The CIND manages 65 terabytes of acquired and processed data storage on 3 Windows 2003 Enterprise servers. Most of the data storage is maintained on compressed file systems to conserve space. The estimated volume of the uncompressed data is between 200 and 400 terabytes. Another 30 terabytes of acquired and processed data storage are hosted on a state-of-the-art Hewlett-Packard PolyServe clustered file system; this technology enables us to distribute file server traffic across all the nodes in the cluster evenly, eliminating bottlenecks which may occur during processing.

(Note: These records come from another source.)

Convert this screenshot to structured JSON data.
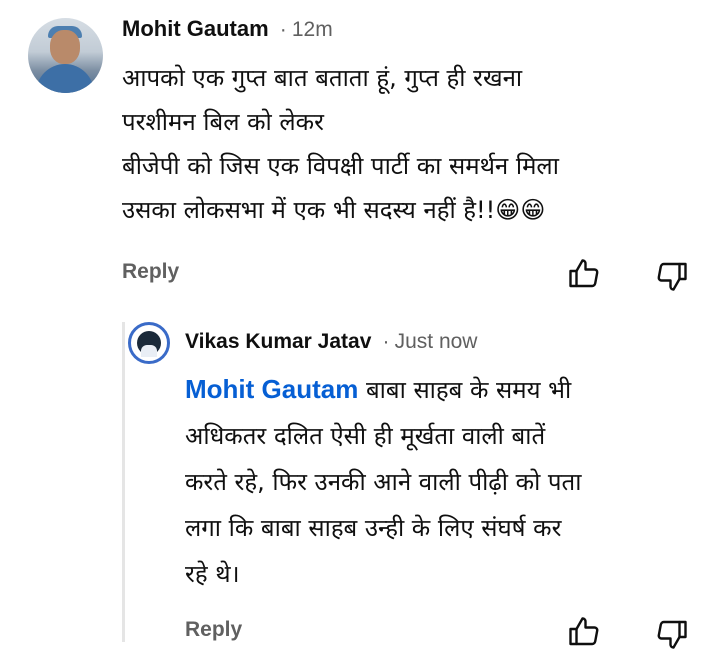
{
  "comment": {
    "author": "Mohit Gautam",
    "separator": "·",
    "time": "12m",
    "lines": [
      "आपको एक गुप्त बात बताता हूं, गुप्त ही रखना",
      "परशीमन बिल को लेकर",
      "बीजेपी को जिस एक विपक्षी पार्टी का समर्थन मिला",
      "उसका लोकसभा में एक भी सदस्य नहीं है!!"
    ],
    "emoji": "😁😁",
    "reply_label": "Reply",
    "avatar_icon": "user-photo-avatar",
    "like_icon": "thumbs-up-icon",
    "dislike_icon": "thumbs-down-icon"
  },
  "reply": {
    "author": "Vikas Kumar Jatav",
    "separator": "·",
    "time": "Just now",
    "mention": "Mohit Gautam",
    "first_line_rest": " बाबा साहब के समय भी",
    "lines": [
      "अधिकतर दलित ऐसी ही मूर्खता वाली बातें",
      "करते रहे, फिर उनकी आने वाली पीढ़ी को पता",
      "लगा कि बाबा साहब उन्ही के लिए संघर्ष कर",
      "रहे थे।"
    ],
    "reply_label": "Reply"
  },
  "colors": {
    "mention": "#065fd4",
    "secondary_text": "#606060",
    "thread_line": "#e5e5e5"
  }
}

To process and manage the data, the CIND has a network of 18 computers which utilize the Sun Grid Engine (SGE) to distribute processing jobs between them. Each system has two quad-core CPUs and 16 gigabytes of main memory with the capacity to run 8 jobs simultaneously. This provides a total additional capacity of 144 simultaneous computing jobs. To support visualization and minor processing needs, the CIND has three computers using CentOS 5 available for shared use by lab members.
For parallel processing applications, CIND has acquired a Beowulf compute cluster under the Research Resource grant which currently consists of 28 computing nodes directed by a head node. Each compute node has two quad-core CPUs and 64 gigabytes of main memory. The cluster also includes two Nvidia graphics processing units (GPU) which gives application developers the option of utilizing its superior image processing power to further enhance image analysis and reconstruction processes.
To assist in processing very large data, we have a Dell PowerEdge R910 system. This system runs Red Hat Enterprise Linux 5 with 1TB RAM and four processors hosting a total of 32 processing cores, with 13TB disk storage to store data while processing.
The principal computing servers and storage systems are housed in a computer room which is part of the CIND building. This room has two dedicated air-conditioning units, a 40KVa Power Distribution Unit which provides battery backup in case of a power failure. The room also has an Infrastructure Manager which can safely shut down all system if the batteries should run low.